第103回全国高等学校選手権は1975年の第57回大会以来となる3日連続順延が決まった。しかも今回は開幕日含め4日も中止がある。1975年と違うのは、3回戦最後の日から3日連続で中止があり、準決勝から2日連続で中止と、ある程度、大会を消化した上での順延だった。
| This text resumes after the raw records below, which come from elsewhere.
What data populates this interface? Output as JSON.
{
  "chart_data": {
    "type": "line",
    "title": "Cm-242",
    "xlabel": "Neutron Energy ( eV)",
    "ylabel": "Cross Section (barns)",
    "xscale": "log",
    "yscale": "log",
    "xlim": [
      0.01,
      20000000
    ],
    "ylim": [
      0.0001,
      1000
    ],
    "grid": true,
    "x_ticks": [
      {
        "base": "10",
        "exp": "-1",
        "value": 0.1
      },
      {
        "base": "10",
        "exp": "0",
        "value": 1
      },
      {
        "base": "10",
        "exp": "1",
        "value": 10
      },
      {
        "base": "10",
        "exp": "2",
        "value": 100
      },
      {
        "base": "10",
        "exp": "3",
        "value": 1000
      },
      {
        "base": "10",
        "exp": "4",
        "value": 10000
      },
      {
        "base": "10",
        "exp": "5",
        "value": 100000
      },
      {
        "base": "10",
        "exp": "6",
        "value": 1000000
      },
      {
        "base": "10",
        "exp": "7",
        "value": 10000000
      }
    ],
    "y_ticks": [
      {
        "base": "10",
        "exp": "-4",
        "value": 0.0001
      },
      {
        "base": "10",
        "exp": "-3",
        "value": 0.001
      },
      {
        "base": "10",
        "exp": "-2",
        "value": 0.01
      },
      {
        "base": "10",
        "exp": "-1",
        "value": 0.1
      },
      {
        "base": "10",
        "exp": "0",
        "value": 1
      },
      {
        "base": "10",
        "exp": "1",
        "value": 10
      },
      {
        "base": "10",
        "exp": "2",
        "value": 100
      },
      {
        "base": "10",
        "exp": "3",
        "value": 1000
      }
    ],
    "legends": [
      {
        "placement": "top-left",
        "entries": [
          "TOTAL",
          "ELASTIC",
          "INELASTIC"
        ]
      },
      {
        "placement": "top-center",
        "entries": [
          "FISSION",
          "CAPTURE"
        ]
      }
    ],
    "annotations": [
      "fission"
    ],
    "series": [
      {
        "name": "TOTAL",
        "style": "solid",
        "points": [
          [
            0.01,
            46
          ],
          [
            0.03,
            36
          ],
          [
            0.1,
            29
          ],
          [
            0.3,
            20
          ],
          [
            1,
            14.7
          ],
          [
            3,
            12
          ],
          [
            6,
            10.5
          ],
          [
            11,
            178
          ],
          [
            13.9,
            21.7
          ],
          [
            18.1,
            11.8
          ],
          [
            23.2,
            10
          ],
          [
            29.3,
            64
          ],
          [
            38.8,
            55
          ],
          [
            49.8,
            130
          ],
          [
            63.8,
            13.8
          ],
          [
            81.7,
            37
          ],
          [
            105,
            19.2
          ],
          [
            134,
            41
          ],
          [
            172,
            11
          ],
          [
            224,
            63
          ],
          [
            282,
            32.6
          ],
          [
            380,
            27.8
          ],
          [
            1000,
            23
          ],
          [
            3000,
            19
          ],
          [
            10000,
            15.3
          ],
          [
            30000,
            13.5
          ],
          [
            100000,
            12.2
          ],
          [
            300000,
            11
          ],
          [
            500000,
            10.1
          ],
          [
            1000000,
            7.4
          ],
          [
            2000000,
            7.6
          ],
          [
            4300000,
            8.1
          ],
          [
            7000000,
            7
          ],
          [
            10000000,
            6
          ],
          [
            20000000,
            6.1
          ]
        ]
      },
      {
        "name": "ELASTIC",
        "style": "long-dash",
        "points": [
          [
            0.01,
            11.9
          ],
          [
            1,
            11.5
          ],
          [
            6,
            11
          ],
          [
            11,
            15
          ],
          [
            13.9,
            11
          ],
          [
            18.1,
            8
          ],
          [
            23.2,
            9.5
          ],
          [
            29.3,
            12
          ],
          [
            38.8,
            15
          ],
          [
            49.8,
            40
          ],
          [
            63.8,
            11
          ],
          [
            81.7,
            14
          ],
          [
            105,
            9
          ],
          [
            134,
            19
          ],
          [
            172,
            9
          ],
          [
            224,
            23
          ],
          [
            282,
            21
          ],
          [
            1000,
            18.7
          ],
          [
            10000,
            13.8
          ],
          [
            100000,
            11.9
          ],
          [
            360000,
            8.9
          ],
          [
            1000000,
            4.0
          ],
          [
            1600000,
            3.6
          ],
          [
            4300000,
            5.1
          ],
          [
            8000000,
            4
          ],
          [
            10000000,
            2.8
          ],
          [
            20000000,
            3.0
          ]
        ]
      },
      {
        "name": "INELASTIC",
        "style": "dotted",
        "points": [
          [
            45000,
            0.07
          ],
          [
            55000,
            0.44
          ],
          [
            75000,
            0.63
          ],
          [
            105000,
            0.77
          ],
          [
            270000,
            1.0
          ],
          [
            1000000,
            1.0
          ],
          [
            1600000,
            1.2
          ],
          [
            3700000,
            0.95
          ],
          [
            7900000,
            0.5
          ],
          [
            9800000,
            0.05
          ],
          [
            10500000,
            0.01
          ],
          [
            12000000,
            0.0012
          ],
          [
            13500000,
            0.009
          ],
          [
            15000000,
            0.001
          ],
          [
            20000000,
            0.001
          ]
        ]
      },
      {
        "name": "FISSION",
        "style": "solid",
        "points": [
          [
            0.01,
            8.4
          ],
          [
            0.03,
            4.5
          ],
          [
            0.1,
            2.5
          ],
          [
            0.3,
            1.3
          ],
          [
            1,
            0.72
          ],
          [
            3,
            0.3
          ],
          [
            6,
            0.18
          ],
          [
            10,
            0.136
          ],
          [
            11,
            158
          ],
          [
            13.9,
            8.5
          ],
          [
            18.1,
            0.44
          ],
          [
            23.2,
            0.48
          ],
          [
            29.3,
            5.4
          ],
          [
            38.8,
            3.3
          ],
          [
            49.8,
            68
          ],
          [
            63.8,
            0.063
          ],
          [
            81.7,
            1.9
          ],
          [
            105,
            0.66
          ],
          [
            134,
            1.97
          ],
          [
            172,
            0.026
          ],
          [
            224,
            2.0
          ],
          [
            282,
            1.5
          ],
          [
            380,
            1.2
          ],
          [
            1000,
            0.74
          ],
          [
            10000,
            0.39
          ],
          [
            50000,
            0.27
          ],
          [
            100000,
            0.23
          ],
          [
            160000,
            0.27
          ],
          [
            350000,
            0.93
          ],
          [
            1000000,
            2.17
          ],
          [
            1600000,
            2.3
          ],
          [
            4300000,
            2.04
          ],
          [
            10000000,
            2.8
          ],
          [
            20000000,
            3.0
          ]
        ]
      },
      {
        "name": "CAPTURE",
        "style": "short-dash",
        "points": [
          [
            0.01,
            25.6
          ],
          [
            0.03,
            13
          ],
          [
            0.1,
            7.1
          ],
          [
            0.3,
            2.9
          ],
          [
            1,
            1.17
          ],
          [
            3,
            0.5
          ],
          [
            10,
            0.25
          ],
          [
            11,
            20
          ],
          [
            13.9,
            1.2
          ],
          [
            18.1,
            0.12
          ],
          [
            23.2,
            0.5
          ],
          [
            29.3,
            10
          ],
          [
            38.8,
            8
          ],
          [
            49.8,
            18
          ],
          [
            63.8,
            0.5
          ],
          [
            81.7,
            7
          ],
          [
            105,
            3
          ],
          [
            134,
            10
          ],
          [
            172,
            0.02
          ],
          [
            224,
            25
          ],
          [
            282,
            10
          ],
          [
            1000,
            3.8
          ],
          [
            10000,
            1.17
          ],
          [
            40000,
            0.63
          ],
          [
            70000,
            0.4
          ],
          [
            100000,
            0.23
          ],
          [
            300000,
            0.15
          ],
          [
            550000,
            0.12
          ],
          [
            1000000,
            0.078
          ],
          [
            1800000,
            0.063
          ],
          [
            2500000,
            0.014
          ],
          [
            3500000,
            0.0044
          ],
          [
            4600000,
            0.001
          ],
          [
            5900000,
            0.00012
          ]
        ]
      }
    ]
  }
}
 今回は大会2日目しか消化できていない。まだ初戦を迎えていないチームが35チームもあるのだ。大会関係者の苦悩ぶりが分かる。

 甲子園は1会場制のトーナメント。1会場制のトーナメントで、どうしてもきつくなるのは、1回戦終盤に登場するチームだ。大会初戦は遅く、準備期間はあるものの、その後の試合間隔が短くなり、投手運用がきつくなる。

 今回は阿南光、沖縄尚学、鹿島学園盛岡大附大阪桐蔭東海大菅生近江日大東北のブロックが特に厳しいと呼ばれている。

 変更後のトーナメント表を見ると、大阪桐蔭東海大菅生近江日大東北については以下の通りとなる。

17日(火) 初戦
21日(土) 2回戦
23日(月) 3回戦
24日(火) 準々決勝
26日(木) 準決勝
27日(金) 決勝

 1週間の球数制限が500球以内と決まっているため、投手運用が非常にきつい。そうなると複数投手制を敷いているチームが俄然と有利となる。